The current political scenario has made the NDA a virtual political untouchable. It is ironical that during the days when it was more open about Hindutva, it had many more allies. All those parties who refuse to share stage with NDA today were part of it in the 1990s and during Gujarat 2002- Mayawati even campaigned for Narendra Modi in 2002 and it took six more years for Naveen Patnaik to sever ties with the BJP. The recent NDA rally had only three parties sharing the dias with BJP leaders and if the NDA wishes to be a serious alternative to the UPA, it will need a makeover and a more open agenda with a credible leadership.

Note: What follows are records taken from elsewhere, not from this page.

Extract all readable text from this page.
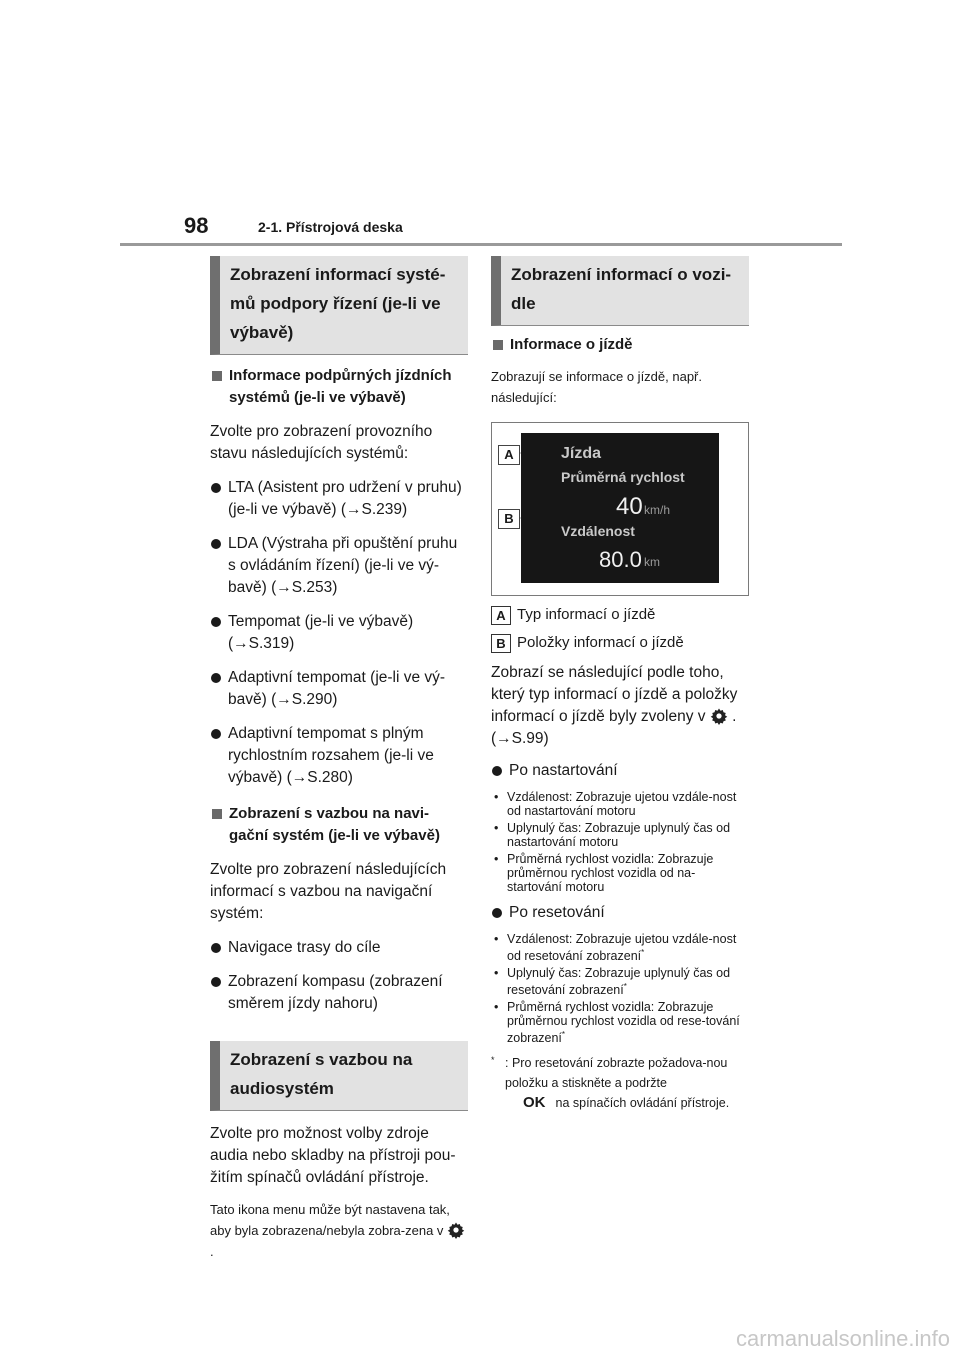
98	2-1. Přístrojová deska
Zobrazení informací systé-mů podpory řízení (je-li ve výbavě)
Informace podpůrných jízdních systémů (je-li ve výbavě)

Zvolte pro zobrazení provozního stavu následujících systémů:

LTA (Asistent pro udržení v pruhu) (je-li ve výbavě) (→S.239)
LDA (Výstraha při opuštění pruhu s ovládáním řízení) (je-li ve vý-bavě) (→S.253)
Tempomat (je-li ve výbavě) (→S.319)
Adaptivní tempomat (je-li ve vý-bavě) (→S.290)
Adaptivní tempomat s plným rychlostním rozsahem (je-li ve výbavě) (→S.280)
Zobrazení s vazbou na navi-gační systém (je-li ve výbavě)

Zvolte pro zobrazení následujících informací s vazbou na navigační systém:

Navigace trasy do cíle
Zobrazení kompasu (zobrazení směrem jízdy nahoru)
Zobrazení s vazbou na audiosystém

Zvolte pro možnost volby zdroje audia nebo skladby na přístroji pou-žitím spínačů ovládání přístroje.

Tato ikona menu může být nastavena tak, aby byla zobrazena/nebyla zobra-zena v  .

Zobrazení informací o vozi-dle
Informace o jízdě

Zobrazují se informace o jízdě, např. následující:

A
B
Jízda
Průměrná rychlost
40 km/h
Vzdálenost
80.0 km
A Typ informací o jízdě
B Položky informací o jízdě

Zobrazí se následující podle toho, který typ informací o jízdě a položky informací o jízdě byly zvoleny v .
(→S.99)

Po nastartování
• Vzdálenost: Zobrazuje ujetou vzdále-nost od nastartování motoru
• Uplynulý čas: Zobrazuje uplynulý čas od nastartování motoru
• Průměrná rychlost vozidla: Zobrazuje průměrnou rychlost vozidla od na-startování motoru
Po resetování
• Vzdálenost: Zobrazuje ujetou vzdále-nost od resetování zobrazení*
• Uplynulý čas: Zobrazuje uplynulý čas od resetování zobrazení*
• Průměrná rychlost vozidla: Zobrazuje průměrnou rychlost vozidla od rese-tování zobrazení*
* : Pro resetování zobrazte požadova-nou položku a stiskněte a podržte
OK na spínačích ovládání přístroje.
carmanualsonline.info
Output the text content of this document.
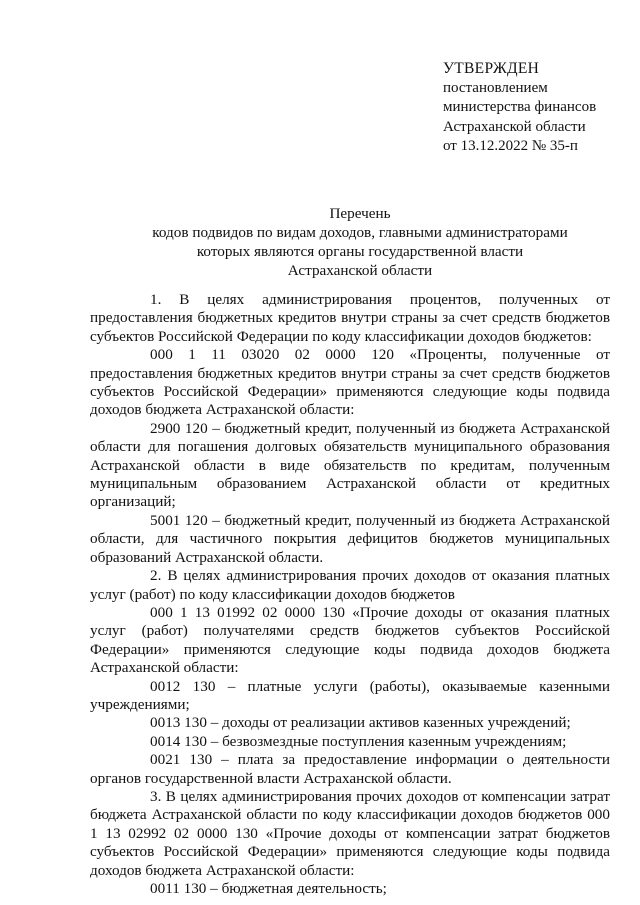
УТВЕРЖДЕН
постановлением
министерства финансов
Астраханской области
от 13.12.2022 № 35-п
Перечень
кодов подвидов по видам доходов, главными администраторами
которых являются органы государственной власти
Астраханской области

1. В целях администрирования процентов, полученных от предоставления бюджетных кредитов внутри страны за счет средств бюджетов субъектов Российской Федерации по коду классификации доходов бюджетов:

000 1 11 03020 02 0000 120 «Проценты, полученные от предоставления бюджетных кредитов внутри страны за счет средств бюджетов субъектов Российской Федерации» применяются следующие коды подвида доходов бюджета Астраханской области:

2900 120 – бюджетный кредит, полученный из бюджета Астраханской области для погашения долговых обязательств муниципального образования Астраханской области в виде обязательств по кредитам, полученным муниципальным образованием Астраханской области от кредитных организаций;

5001 120 – бюджетный кредит, полученный из бюджета Астраханской области, для частичного покрытия дефицитов бюджетов муниципальных образований Астраханской области.

2. В целях администрирования прочих доходов от оказания платных услуг (работ) по коду классификации доходов бюджетов

000 1 13 01992 02 0000 130 «Прочие доходы от оказания платных услуг (работ) получателями средств бюджетов субъектов Российской Федерации» применяются следующие коды подвида доходов бюджета Астраханской области:

0012 130 – платные услуги (работы), оказываемые казенными учреждениями;

0013 130 – доходы от реализации активов казенных учреждений;

0014 130 – безвозмездные поступления казенным учреждениям;

0021 130 – плата за предоставление информации о деятельности органов государственной власти Астраханской области.

3. В целях администрирования прочих доходов от компенсации затрат бюджета Астраханской области по коду классификации доходов бюджетов 000 1 13 02992 02 0000 130 «Прочие доходы от компенсации затрат бюджетов субъектов Российской Федерации» применяются следующие коды подвида доходов бюджета Астраханской области:

0011 130 – бюджетная деятельность;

All these factors suddenly make the prospects of a Third Front government sky high. Today, the Third Front, if properly chanelized and led could be a very serious contender for power in 2014. It has many more parties that can join and leave it. What would be interesting to see is which of the two major parties will play ball with it- current scenario makes shows more chances it would be the BJP. This also means the real political arena is in states where BJP and Congress are not in direct contest. In 2004 and 2009, states where a direct BJP-Congress contest was seen favoured BJP in 2004 and was a close race in 2009. It is the other states, most of which have negligible BJP presence is where the politics is unfolding. It is no coincidence therefore, that Tamil Nadu, Andhra Pradesh and West Bengal decided governments in 2004 and 2009 in favour of the UPA. Meanwhile, we must attempt to rebuild our moral universe, which has shrunk long long ago.